I very clearly presumed you had the same stance as me, pro walking toggle. I find the point I am trying to make very articulate so sorry. As I mentioned earlier combat stances have a very minor use in signalling the beginning and end of a fight. The current request in this thread is for Obsidian to add the toggle alongside everything else in the game. It has been their decision to (so far) not spend any money or time on this feature. This suggest to some degree that they do not see it as worthy of their resources. Everything else in the game they have already decided is worthy of them. Unless we are trying to request that they put the funds for one feature towards a walking toggle instead, the mention of other features add nothing as their existance does not give Obsidian the resources for the toggle or the popularity to make it worth adding.
My apologies. It is I who misunderstood you. I now know what you mean. You have a good point, but I think it is for us to discuss the merits of ideas, and for Obsidian to decide their value and priority. Whether or not they are going to decide to somehow get walking into the game should not have any bearing upon whether or not we ask that it be in there if at all possible (reasonably, obviously -- we don't want them to remove a chapter of the story so that resources can be re-allocated for walking animations).
But, yes, in a way, we're asking them to reprioritize, if that is what needs to reasonably happen. In Pillars 1, we all asked for individual stealth. Before the game was actually coded and built, it was planned. So, A, B, and C were in the plan, none of which were individual stealth. Would we have liked for them to have removed something else and put Individual Stealth into the plan? Yes.

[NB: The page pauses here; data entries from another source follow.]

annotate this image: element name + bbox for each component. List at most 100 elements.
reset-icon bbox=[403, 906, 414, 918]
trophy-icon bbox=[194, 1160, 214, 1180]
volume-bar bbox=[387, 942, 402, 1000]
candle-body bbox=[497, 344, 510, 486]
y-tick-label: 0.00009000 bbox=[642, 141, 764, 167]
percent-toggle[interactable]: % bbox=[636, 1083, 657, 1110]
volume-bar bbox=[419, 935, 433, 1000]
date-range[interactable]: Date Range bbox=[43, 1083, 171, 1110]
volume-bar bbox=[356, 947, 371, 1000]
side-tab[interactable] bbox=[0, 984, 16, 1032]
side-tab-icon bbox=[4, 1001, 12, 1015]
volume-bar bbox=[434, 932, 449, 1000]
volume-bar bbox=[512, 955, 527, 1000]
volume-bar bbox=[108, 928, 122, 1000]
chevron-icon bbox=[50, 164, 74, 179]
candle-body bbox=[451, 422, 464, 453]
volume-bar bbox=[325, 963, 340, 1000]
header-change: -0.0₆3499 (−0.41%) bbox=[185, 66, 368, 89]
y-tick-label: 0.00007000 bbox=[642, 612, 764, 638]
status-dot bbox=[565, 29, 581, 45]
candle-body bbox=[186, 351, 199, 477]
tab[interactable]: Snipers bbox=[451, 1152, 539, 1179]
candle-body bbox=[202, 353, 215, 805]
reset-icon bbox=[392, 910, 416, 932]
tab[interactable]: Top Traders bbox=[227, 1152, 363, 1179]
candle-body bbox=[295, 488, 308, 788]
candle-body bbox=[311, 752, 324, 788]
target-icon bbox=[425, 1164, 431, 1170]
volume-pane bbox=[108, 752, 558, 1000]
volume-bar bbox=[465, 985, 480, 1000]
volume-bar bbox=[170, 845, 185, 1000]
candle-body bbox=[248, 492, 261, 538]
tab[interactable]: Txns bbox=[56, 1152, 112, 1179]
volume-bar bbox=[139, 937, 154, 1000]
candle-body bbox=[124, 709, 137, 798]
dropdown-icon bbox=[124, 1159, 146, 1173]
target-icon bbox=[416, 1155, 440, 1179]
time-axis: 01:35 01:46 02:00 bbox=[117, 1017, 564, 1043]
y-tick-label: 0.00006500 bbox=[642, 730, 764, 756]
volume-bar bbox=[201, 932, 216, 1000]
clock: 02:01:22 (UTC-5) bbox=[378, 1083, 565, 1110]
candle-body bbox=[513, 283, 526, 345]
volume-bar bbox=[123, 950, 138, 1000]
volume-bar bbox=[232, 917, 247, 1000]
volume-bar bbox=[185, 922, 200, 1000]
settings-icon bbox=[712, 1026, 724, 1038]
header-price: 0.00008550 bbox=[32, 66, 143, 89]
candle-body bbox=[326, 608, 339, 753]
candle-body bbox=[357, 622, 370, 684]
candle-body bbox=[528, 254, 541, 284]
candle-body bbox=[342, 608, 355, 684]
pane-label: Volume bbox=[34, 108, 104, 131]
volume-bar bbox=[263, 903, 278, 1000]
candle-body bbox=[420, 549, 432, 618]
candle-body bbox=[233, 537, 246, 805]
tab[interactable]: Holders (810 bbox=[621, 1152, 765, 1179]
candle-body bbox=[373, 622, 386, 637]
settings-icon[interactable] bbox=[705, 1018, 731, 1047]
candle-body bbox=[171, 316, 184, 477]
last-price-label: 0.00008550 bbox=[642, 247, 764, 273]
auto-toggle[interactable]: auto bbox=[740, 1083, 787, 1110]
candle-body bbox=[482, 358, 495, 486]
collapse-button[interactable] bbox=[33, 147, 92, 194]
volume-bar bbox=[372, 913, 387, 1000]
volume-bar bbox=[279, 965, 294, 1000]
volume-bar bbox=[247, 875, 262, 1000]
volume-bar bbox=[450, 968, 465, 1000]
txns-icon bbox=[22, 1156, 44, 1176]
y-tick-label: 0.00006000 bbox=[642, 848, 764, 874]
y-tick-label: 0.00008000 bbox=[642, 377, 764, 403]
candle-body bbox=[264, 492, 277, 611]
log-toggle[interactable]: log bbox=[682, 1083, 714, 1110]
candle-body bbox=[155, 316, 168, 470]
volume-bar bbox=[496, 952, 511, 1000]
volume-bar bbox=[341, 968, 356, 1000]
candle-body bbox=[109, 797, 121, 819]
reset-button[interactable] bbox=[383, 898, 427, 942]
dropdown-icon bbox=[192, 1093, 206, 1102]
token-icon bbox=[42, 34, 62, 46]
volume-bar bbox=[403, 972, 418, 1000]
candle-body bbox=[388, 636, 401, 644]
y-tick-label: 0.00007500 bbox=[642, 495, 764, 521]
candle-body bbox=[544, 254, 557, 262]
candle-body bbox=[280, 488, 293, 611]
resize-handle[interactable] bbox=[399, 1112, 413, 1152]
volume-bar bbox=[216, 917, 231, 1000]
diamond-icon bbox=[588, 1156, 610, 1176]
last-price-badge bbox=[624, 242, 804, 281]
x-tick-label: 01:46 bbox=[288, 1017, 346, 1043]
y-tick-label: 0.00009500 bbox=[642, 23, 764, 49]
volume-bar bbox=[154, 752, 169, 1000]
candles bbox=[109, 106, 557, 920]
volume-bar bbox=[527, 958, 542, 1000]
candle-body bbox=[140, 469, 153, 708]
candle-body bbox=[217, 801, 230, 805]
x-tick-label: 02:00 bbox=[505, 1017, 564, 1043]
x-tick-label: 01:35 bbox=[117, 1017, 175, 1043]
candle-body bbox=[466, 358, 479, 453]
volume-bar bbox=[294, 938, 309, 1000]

Walking is a naturally lower priority than individual stealth, as it does not have as significant of an impact. Yet the point remains.
Well that's a bad example, as there is a great reason why you need an "at ease" stance and it's gameplay based. Simply put, it's a indicator to show you are locked in / out of combat.
Example: A fight goes poorly, your team is getting beat down, you decide to take the better part of valor. How do you know when you have run far enough away that you escaped combat? Easy: Your characters switch to their "at ease" stance.
It's actually quite an apt example. The out-of-combat stance isn't needed. There are numerous other ways in which to quickly and easily indicate that combat is over: music, icons, HUD-change, etc. Honestly, it's easier to indicate that without a visual character-model change than it is to indicate whether or not your character is moving faster/slower than normal without a visual character model/animation change.
Let's say your main character gets slowed by 15%. How easy is it to tell that you happen to be moving 15% slower across the battlefield when he's just doing his joggy animation, but gliding across the screen slightly less speedily? Same goes for a speed boost.
If you were to simply look at the person and see "Oh, they're running" or "Oh, they're blatantly walking," you'd very quickly know what's going on.
As for the whole "People obviously want to move faster than slower," slow-er than what, exactly? Do they want to move infinitely fast? Or is there a certain amount of speed with which they want to move? Ultimately, that question all comes down to one thing: In any given part of a game like this, does a player want to instantly skip out of there, or does a player want to move at a finite speed through the area? Barring "Oh, I just want to go back to town now," I would assume that a reasonable player wants to move at a finite amount of speed through an area. Do they want to move 1 pixel per hour? Of course not. Do they want to move at the speed of sound, though? Of course not. It has to be somewhere in-between. So "faster" doesn't really mean anything. And how slowly would you expect physically fit characters to walk? They're not sneaking. They're just walking. People walk for exercise, for crying out loud.
Let's look at it one more way. When you see, say, a Lord of the Rings film, and the party is traveling through the woods, are they constantly sprinting at full-speed? Nope. And when they walk for 20 seconds, then crazy stuff happens, do you stop and think "Man... that took way too long. They really should've been moving a wee bit faster through there, maybe a light jog, so that it only took them TEN seconds to get to the fork in the road where they were beset by orcs or some dialogue took place"? Most likely not.
The rate at which a player becomes bored watching his characters move through an area has a lot more to do with the pacing of the area and dialogue exposition, etc., than it does with how fast the characters are traveling. And instantly intuitive visual cues of "Oh, my characters are hiking through this tough terrain" or "Oh, my characters are charging into battle like there's no tomorrow" would be plentily valuable, objectively so. Going back to what Baltic was getting at... am I to decide it's relatively MORE important than any of the other stuff they have planned? Of course not. That's not for me to decide. But, is it a pointless request/topic for discussion? Hardly. Nor was my example a bad one for its goal.
Oh, and @gogocactus: Thanks. . I missed you guys, too. I finally have computer time on a regular basis once more, so I figured I'd drop in on some high-quality discussification.
Edited by Lephys, 12 September 2017 - 11:31 AM.